Meridio, a start-up supported by ConsenSys Media (a very well-known blockchain information site in the United States), improves the way investors manage their real-estate investments. Meridio's experiment involves introducing a crypto-currency token for the eight current investors who own the test property at 304, Troutman Street in Brooklyn. Using the underlying blockchain platform, an encrypted digital record of quasi-instantaneous peer-to-peer transfers, investors will be able to sell, buy and document all aspects of their investment using the token. 


 Business between existing investors looking to buy or sell becomes faster, but the token also makes it possible to reduce entry barriers for investors with no significant capital to invest. 

If you don't have the money to buy your house or apartment, you can buy a bit of one using these tokens because one of blockchain's advantages is that it allows real-estate assets to be divided. Transaction fees will be much, much lower due to the use of peer-to-peer technology. 

Meridio isn't the first company to suggest using crypto-currency and blockchain to transform real-estate management in New York.
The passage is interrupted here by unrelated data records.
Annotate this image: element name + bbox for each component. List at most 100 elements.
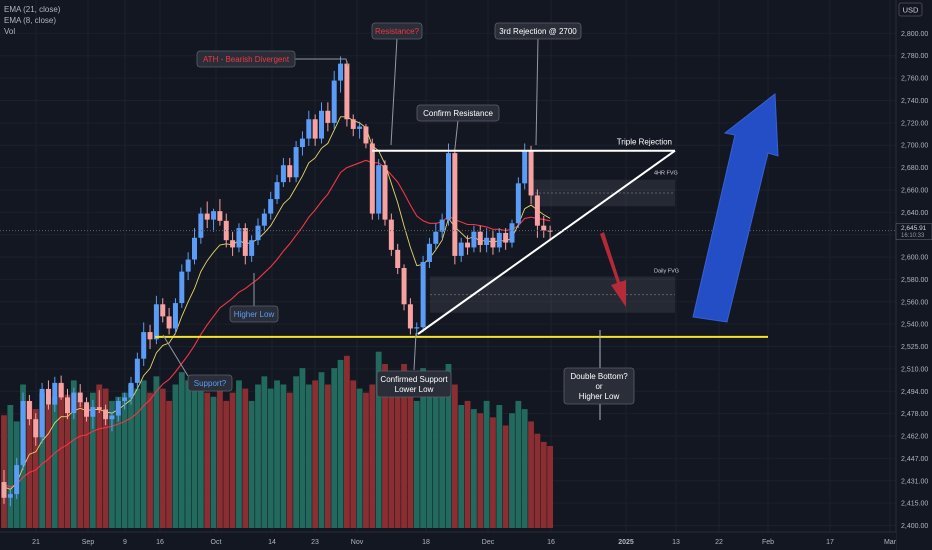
candle-body bbox=[522, 150, 528, 184]
time-tick: 14 bbox=[268, 539, 276, 546]
volume-bar bbox=[7, 405, 14, 528]
volume-bar bbox=[382, 364, 388, 528]
candle-body bbox=[198, 213, 204, 238]
candle-body bbox=[26, 401, 32, 420]
candle-body bbox=[382, 165, 388, 220]
candle-body bbox=[33, 419, 39, 438]
price-tick: 2,660.00 bbox=[901, 187, 928, 194]
candle-body bbox=[407, 304, 413, 329]
candle-body bbox=[77, 392, 83, 403]
candle-body bbox=[179, 271, 185, 304]
candle-body bbox=[153, 304, 159, 340]
candle-body bbox=[439, 219, 445, 232]
volume-bar bbox=[267, 388, 274, 528]
candle-body bbox=[185, 259, 191, 272]
price-tick: 2,580.00 bbox=[901, 277, 928, 284]
candle-body bbox=[376, 165, 382, 214]
volume-bar bbox=[502, 425, 509, 528]
callout-third-rejection-box bbox=[494, 22, 582, 40]
candle-body bbox=[458, 242, 464, 256]
callout-confirmed-support-text: Lower Low bbox=[395, 385, 434, 394]
callout-confirmed-support-text: Confirmed Support bbox=[380, 375, 448, 384]
candle-body bbox=[426, 243, 432, 262]
time-tick: Mar bbox=[884, 539, 897, 546]
rising-trendline bbox=[417, 149, 676, 335]
callout-confirmed-support-pointer bbox=[413, 332, 417, 371]
candle-body bbox=[280, 165, 286, 183]
volume-bar bbox=[26, 400, 33, 528]
volume-bar bbox=[261, 376, 268, 528]
volume-bar bbox=[109, 400, 115, 528]
volume-bar bbox=[477, 413, 484, 528]
candle-body bbox=[236, 228, 242, 248]
volume-bar bbox=[115, 396, 122, 528]
candle-body bbox=[287, 165, 293, 178]
fvg-zones: 4HR FVG Daily FVG bbox=[430, 171, 679, 313]
time-tick: 16 bbox=[547, 539, 555, 546]
volume-bar bbox=[344, 355, 350, 528]
legend-ema21[interactable]: EMA (21, close) bbox=[4, 5, 61, 14]
price-tick: 2,640.00 bbox=[901, 210, 928, 217]
candle-body bbox=[109, 415, 115, 420]
candle-body bbox=[325, 110, 331, 123]
volume-bar bbox=[356, 388, 363, 528]
callout-confirm-resistance-pointer bbox=[454, 119, 459, 149]
price-tick: 2,400.00 bbox=[901, 523, 928, 530]
candle-body bbox=[357, 126, 363, 129]
candle-body bbox=[350, 119, 356, 129]
candle-body bbox=[299, 138, 305, 148]
time-tick: Sep bbox=[82, 539, 95, 546]
ema21-path bbox=[3, 159, 551, 488]
volume-bar bbox=[217, 384, 223, 528]
candle-body bbox=[223, 220, 229, 241]
volume-bar bbox=[280, 384, 287, 528]
volume-bar bbox=[185, 380, 192, 528]
candle-body bbox=[388, 219, 394, 250]
price-tick: 2,600.00 bbox=[901, 255, 928, 262]
candle-body bbox=[128, 382, 134, 398]
volume-bar bbox=[64, 394, 71, 528]
candle-body bbox=[122, 397, 128, 402]
time-tick: Nov bbox=[351, 539, 364, 546]
volume-bar bbox=[197, 376, 204, 528]
volume-bar bbox=[45, 405, 52, 528]
candle-body bbox=[268, 199, 274, 214]
callout-ath-text: ATH - Bearish Divergent bbox=[203, 55, 290, 64]
volume-bar bbox=[210, 396, 217, 528]
candle-body bbox=[338, 63, 344, 81]
callout-ath-pointer bbox=[295, 58, 349, 67]
candle-body bbox=[134, 358, 140, 383]
candle-body bbox=[160, 304, 166, 317]
candle-body bbox=[71, 392, 77, 414]
candle-body bbox=[547, 230, 553, 232]
candle-body bbox=[141, 332, 147, 359]
volume-bar bbox=[413, 400, 420, 528]
volume-bar bbox=[248, 400, 255, 528]
volume-bar bbox=[312, 380, 319, 528]
volume-bar bbox=[540, 441, 547, 528]
price-tick: 2,680.00 bbox=[901, 165, 928, 172]
time-tick: Dec bbox=[482, 539, 495, 546]
candle-body bbox=[477, 231, 483, 246]
candle-body bbox=[509, 223, 515, 243]
legend-ema8[interactable]: EMA (8, close) bbox=[4, 16, 57, 25]
candle-body bbox=[115, 401, 121, 416]
candle-body bbox=[293, 147, 299, 178]
candle-body bbox=[96, 407, 102, 410]
volume-bar bbox=[255, 384, 261, 528]
callout-confirm-resistance-box bbox=[416, 104, 500, 122]
time-tick: 9 bbox=[123, 539, 127, 546]
legend-vol[interactable]: Vol bbox=[4, 27, 16, 36]
drawings: Triple Rejection bbox=[0, 93, 896, 420]
candle-body bbox=[395, 249, 401, 268]
candle-body bbox=[528, 150, 534, 196]
candle-body bbox=[331, 80, 337, 123]
ema21-line bbox=[3, 159, 551, 488]
red-arrow bbox=[600, 232, 626, 307]
candle-body bbox=[484, 237, 490, 246]
volume-bar bbox=[483, 400, 490, 528]
last-price-box bbox=[895, 223, 932, 240]
blue-arrow bbox=[692, 93, 779, 323]
volume-bar bbox=[159, 388, 166, 528]
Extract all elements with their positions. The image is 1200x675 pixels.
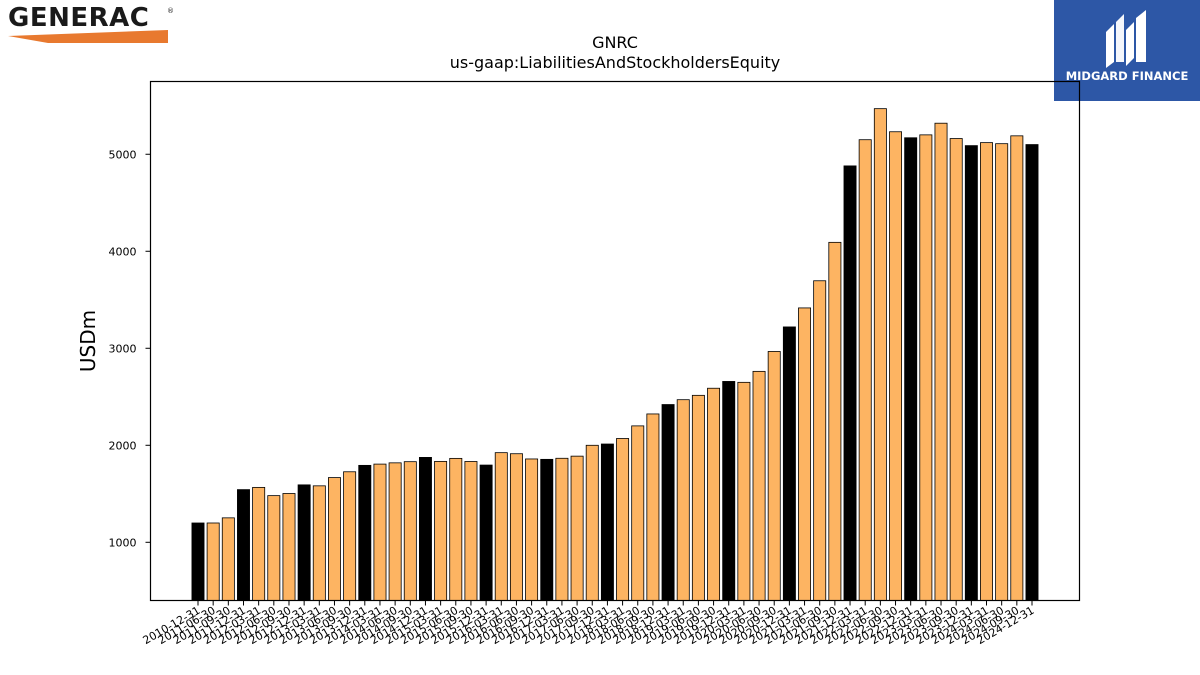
bar-2018-09-30 <box>646 413 660 601</box>
bar-2012-12-31 <box>297 484 311 601</box>
bar-2019-09-30 <box>707 387 721 601</box>
bar-2017-09-30 <box>585 444 599 601</box>
generac-logo-reg-mark: ® <box>167 7 174 15</box>
bar-2021-03-31 <box>798 307 812 601</box>
y-tick-label: 5000 <box>109 148 137 161</box>
y-tick-label: 2000 <box>109 439 137 452</box>
bar-2013-09-30 <box>343 471 357 601</box>
bar-2020-03-31 <box>737 381 751 601</box>
bar-2022-09-30 <box>889 131 902 601</box>
bar-2012-06-30 <box>267 495 281 601</box>
bar-2016-06-30 <box>509 453 523 601</box>
y-tick-label: 3000 <box>109 342 137 355</box>
bar-2023-09-30 <box>949 138 963 601</box>
bar-2024-09-30 <box>1010 135 1024 601</box>
bar-2018-06-30 <box>631 425 645 601</box>
generac-logo: GENERAC ® <box>4 2 174 44</box>
generac-swoosh-icon <box>8 30 168 43</box>
bar-2018-12-31 <box>661 404 675 601</box>
generac-logo-wordmark: GENERAC <box>8 3 150 33</box>
plot-frame <box>149 80 1081 602</box>
bar-2022-12-31 <box>904 137 918 601</box>
bar-2013-06-30 <box>328 477 341 601</box>
bar-2015-12-31 <box>479 464 493 601</box>
bar-2015-03-31 <box>434 460 448 601</box>
bar-2017-06-30 <box>570 455 584 601</box>
bar-2022-03-31 <box>858 139 872 601</box>
bar-2024-12-31 <box>1025 144 1039 601</box>
bar-2014-09-30 <box>403 461 417 601</box>
bar-2012-03-31 <box>252 486 266 601</box>
bar-2011-09-30 <box>221 517 235 601</box>
bar-2012-09-30 <box>282 493 296 601</box>
bar-2013-03-31 <box>312 485 326 601</box>
y-axis-label: USDm <box>76 310 100 372</box>
bar-2013-12-31 <box>358 464 372 601</box>
bar-2016-12-31 <box>540 458 554 601</box>
midgard-finance-badge: MIDGARD FINANCE <box>1054 0 1200 101</box>
bar-2019-12-31 <box>722 381 736 601</box>
bar-2020-09-30 <box>767 351 781 601</box>
bar-2021-06-30 <box>813 280 827 601</box>
x-axis: 2010-12-312011-06-302011-09-302011-12-31… <box>141 600 1037 647</box>
bars-layer <box>191 108 1039 601</box>
midgard-finance-icon <box>1106 10 1146 68</box>
bar-2023-12-31 <box>964 145 978 601</box>
chart-title: GNRC <box>592 33 638 52</box>
bar-2015-06-30 <box>449 457 463 601</box>
bar-2019-03-31 <box>676 399 690 601</box>
bar-2023-06-30 <box>934 122 948 601</box>
bar-2022-06-30 <box>873 108 887 601</box>
bar-2017-03-31 <box>555 457 569 601</box>
y-tick-label: 1000 <box>109 536 137 549</box>
bar-2024-03-31 <box>980 142 993 601</box>
bar-2020-06-30 <box>752 370 766 601</box>
bar-2018-03-31 <box>616 438 630 601</box>
bar-2014-03-31 <box>373 463 387 601</box>
bar-2014-12-31 <box>418 457 432 601</box>
bar-2010-12-31 <box>191 522 205 601</box>
bar-2016-03-31 <box>494 452 508 601</box>
chart-subtitle: us-gaap:LiabilitiesAndStockholdersEquity <box>450 53 781 72</box>
bar-2023-03-31 <box>919 134 933 601</box>
bar-2015-09-30 <box>464 461 478 601</box>
bar-2021-09-30 <box>828 241 842 601</box>
bar-2011-06-30 <box>206 522 220 601</box>
bar-2014-06-30 <box>388 462 402 601</box>
bar-2011-12-31 <box>237 489 250 601</box>
bar-2019-06-30 <box>691 394 705 601</box>
bar-2016-09-30 <box>525 458 539 601</box>
bar-2021-12-31 <box>843 165 857 601</box>
midgard-finance-name: MIDGARD FINANCE <box>1065 69 1189 83</box>
bar-2020-12-31 <box>782 326 796 601</box>
y-tick-label: 4000 <box>109 245 137 258</box>
y-axis: 1000 2000 3000 4000 5000 <box>109 148 151 549</box>
bar-2017-12-31 <box>600 443 614 601</box>
bar-2024-06-30 <box>995 143 1009 601</box>
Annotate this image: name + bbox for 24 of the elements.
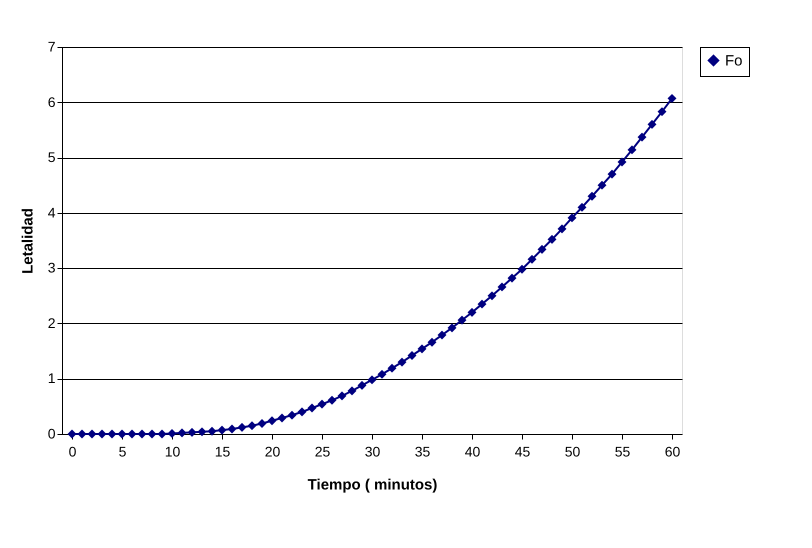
y-tick-label: 6 — [48, 94, 56, 110]
y-tick-label: 4 — [48, 204, 56, 220]
y-tick-label: 2 — [48, 314, 56, 331]
x-tick-label: 0 — [68, 444, 77, 460]
x-tick-label: 50 — [564, 444, 580, 460]
x-tick-label: 10 — [164, 444, 180, 460]
x-tick-label: 45 — [514, 444, 530, 460]
x-tick-label: 30 — [364, 444, 380, 460]
y-tick-label: 0 — [48, 426, 56, 442]
y-tick-label: 1 — [48, 370, 56, 386]
y-tick-label: 3 — [48, 260, 56, 276]
x-tick-label: 60 — [664, 444, 680, 460]
x-axis-title: Tiempo ( minutos) — [308, 476, 438, 494]
x-tick-label: 5 — [118, 444, 127, 460]
y-axis-title: Letalidad — [20, 208, 37, 274]
y-tick-label: 7 — [48, 38, 56, 54]
x-tick-label: 15 — [214, 444, 230, 460]
x-tick-label: 20 — [264, 444, 280, 460]
x-tick-label: 25 — [314, 444, 330, 460]
legend-label: Fo — [725, 52, 743, 70]
x-tick-label: 40 — [464, 444, 480, 460]
x-tick-label: 55 — [614, 444, 630, 460]
y-tick-label: 5 — [48, 149, 56, 166]
x-tick-label: 35 — [414, 444, 430, 460]
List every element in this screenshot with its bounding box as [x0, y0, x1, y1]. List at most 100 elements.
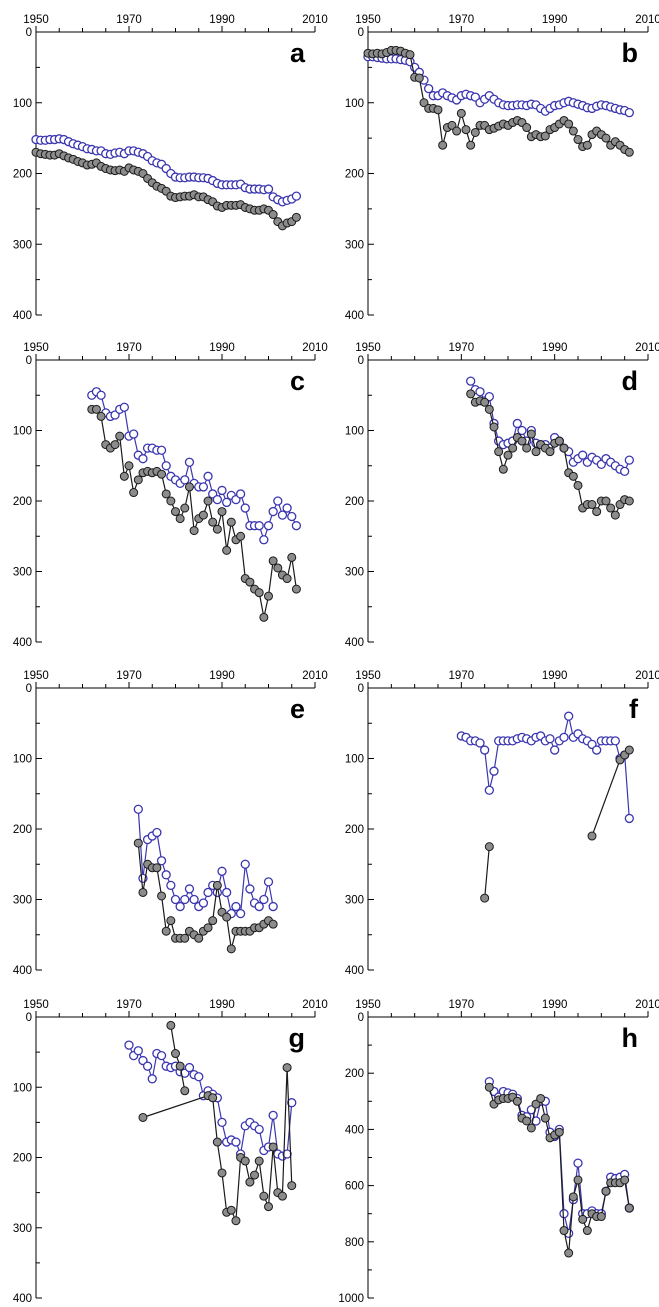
series-line	[488, 1087, 630, 1254]
data-point	[217, 866, 227, 876]
data-point	[273, 496, 283, 506]
data-point	[254, 1156, 264, 1166]
x-tick-label: 2010	[635, 342, 659, 354]
data-point	[194, 933, 204, 943]
data-point	[203, 496, 213, 506]
data-point	[264, 591, 273, 601]
x-tick-label: 2010	[302, 342, 328, 354]
data-point	[508, 443, 518, 453]
data-point	[96, 390, 106, 400]
data-point	[452, 126, 462, 136]
data-point	[240, 859, 250, 869]
data-point	[550, 745, 560, 755]
x-tick-label: 1950	[23, 14, 49, 26]
x-tick-label: 2010	[635, 14, 659, 26]
data-point	[268, 1142, 278, 1152]
data-point	[512, 1096, 522, 1106]
y-tick-label: 0	[26, 1012, 32, 1024]
data-point	[466, 140, 476, 150]
x-tick-label: 1950	[23, 342, 49, 354]
data-point	[245, 884, 255, 894]
x-tick-label: 1990	[209, 14, 235, 26]
data-point	[268, 901, 278, 912]
data-point	[517, 436, 527, 446]
data-point	[405, 50, 415, 60]
data-point	[620, 466, 630, 477]
x-tick-label: 1950	[355, 670, 381, 682]
data-point	[221, 497, 232, 508]
data-point	[259, 535, 269, 545]
data-point	[592, 507, 602, 517]
data-point	[217, 1117, 227, 1128]
data-point	[184, 457, 195, 467]
data-point	[624, 455, 634, 465]
data-point	[610, 736, 620, 746]
data-point	[601, 133, 611, 143]
data-point	[226, 517, 236, 527]
data-point	[456, 108, 466, 118]
data-point	[610, 510, 620, 520]
data-point	[217, 507, 227, 517]
data-point	[470, 127, 480, 137]
data-point	[161, 461, 171, 471]
data-point	[503, 450, 513, 460]
data-point	[254, 521, 264, 531]
y-tick-label: 0	[26, 27, 32, 39]
data-point	[447, 120, 457, 130]
data-point	[419, 98, 429, 108]
data-point	[217, 1168, 227, 1178]
y-tick-label: 0	[26, 683, 32, 695]
data-point	[110, 440, 120, 450]
data-point	[212, 494, 223, 505]
panel-letter: d	[622, 366, 639, 396]
data-point	[259, 612, 269, 622]
y-tick-label: 100	[13, 1082, 32, 1094]
x-tick-label: 1950	[23, 999, 49, 1011]
data-point	[554, 436, 564, 446]
data-point	[175, 901, 185, 912]
panel-letter: g	[289, 1023, 306, 1053]
data-point	[438, 140, 448, 150]
y-tick-label: 800	[345, 1237, 364, 1249]
data-point	[259, 894, 269, 905]
data-point	[166, 916, 176, 926]
data-point	[268, 1110, 278, 1120]
data-point	[226, 1205, 236, 1215]
series-filled	[480, 745, 634, 903]
series-filled	[484, 1082, 634, 1258]
data-point	[526, 1123, 536, 1133]
data-point	[212, 880, 222, 890]
data-point	[531, 447, 541, 457]
data-point	[489, 766, 499, 776]
y-tick-label: 400	[345, 965, 364, 977]
data-point	[282, 503, 292, 513]
data-point	[601, 496, 611, 506]
data-point	[115, 431, 125, 441]
data-point	[133, 838, 143, 848]
data-point	[526, 429, 536, 439]
panel-letter: b	[622, 38, 639, 68]
data-point	[231, 1137, 241, 1147]
data-point	[559, 732, 569, 742]
data-point	[231, 1216, 241, 1226]
data-point	[161, 926, 171, 936]
panel-h: 1950 1970 1990 2010 0 200 400 600 800 1000 h	[338, 999, 659, 1305]
x-tick-label: 1970	[449, 670, 475, 682]
series-line	[591, 749, 630, 837]
x-tick-label: 1950	[355, 342, 381, 354]
series-line	[170, 1025, 186, 1091]
data-point	[287, 1181, 297, 1191]
data-point	[138, 1112, 148, 1122]
panel-e: 1950 1970 1990 2010 0 100 200 300 400 e	[13, 670, 328, 977]
data-point	[540, 131, 550, 141]
data-point	[522, 443, 532, 453]
data-point	[484, 404, 494, 414]
y-tick-label: 100	[13, 98, 32, 110]
data-point	[582, 1226, 592, 1236]
data-point	[175, 1061, 185, 1071]
x-tick-label: 1970	[449, 342, 475, 354]
panel-letter: c	[290, 366, 305, 396]
x-tick-label: 2010	[302, 14, 328, 26]
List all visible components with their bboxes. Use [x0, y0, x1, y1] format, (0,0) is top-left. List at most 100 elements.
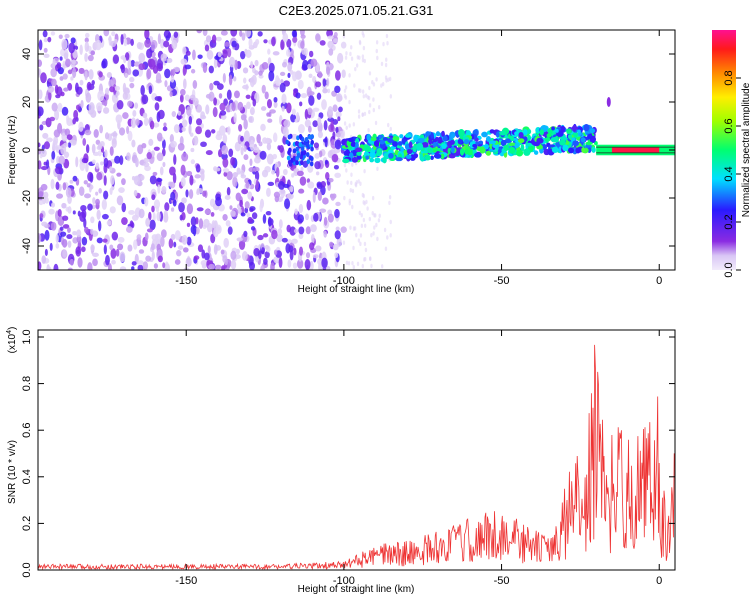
- spectrogram-cell: [327, 40, 334, 49]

Last March, a group of investors launched the idea of making an initial offering of crypto-currency for a token that would then be used to purchase a majority shareholding in the Plaza Hotel.  

The real-estate market is making progress and blockchain could be a major asset to boost it and attract small investors. 


Blockchain and e-commerce 

Blockchain appears to be THE technology to give consumers back power over their data. In e-commerce, blockchain can decentralise a consumer database. So instead of being faced with a company that knows all a consumer's clothing preferences, this information is distributed along the blockchain, with the consumer holding this information. This is the how it is used by a firm like Every. 

Every's concept uses a blockchain-based e-commerce system offering consumers even more power by giving them control over their data and letting them choose the brands that can use it. 

In this case, the blockchain decentralises and creates an anonymous user database in which buyers and brands can see different data points. But with Every, consumers decide how much of their data they want to include in the blockchain (gender, size, clothing preferences, etc.). These consumers can then decide which brands can access this data in return for rewards such as discounts or loyalty benefits. 

Every's aim is to get away from the centralised retail trade format as it exists today, with buyer information and data organised by a "handful of technology firms", particularly Amazon. According to Every's executives, Amazon's user data allows the company to determine which products will be offered to users and to use this information to create own brands that prevent other brands from succeeding on the market. 



By creating an Every account, consumers have a shop digital wallet. This means they can reveal and store some personal information as well as data on their buying habits, then exchange this information for tokens that serve as rewards and discounts and in certain cases can be used to make purchases. 

 The business plans to put 1 billion of its tokens up for sale from 14 May 2018.  

450 million tokens will be distributed to brands that can use them as rewards for online buyers. As explained earlier, these customers can decide on the quantity of information they want to disclose to the brand, wrestling back control over their information.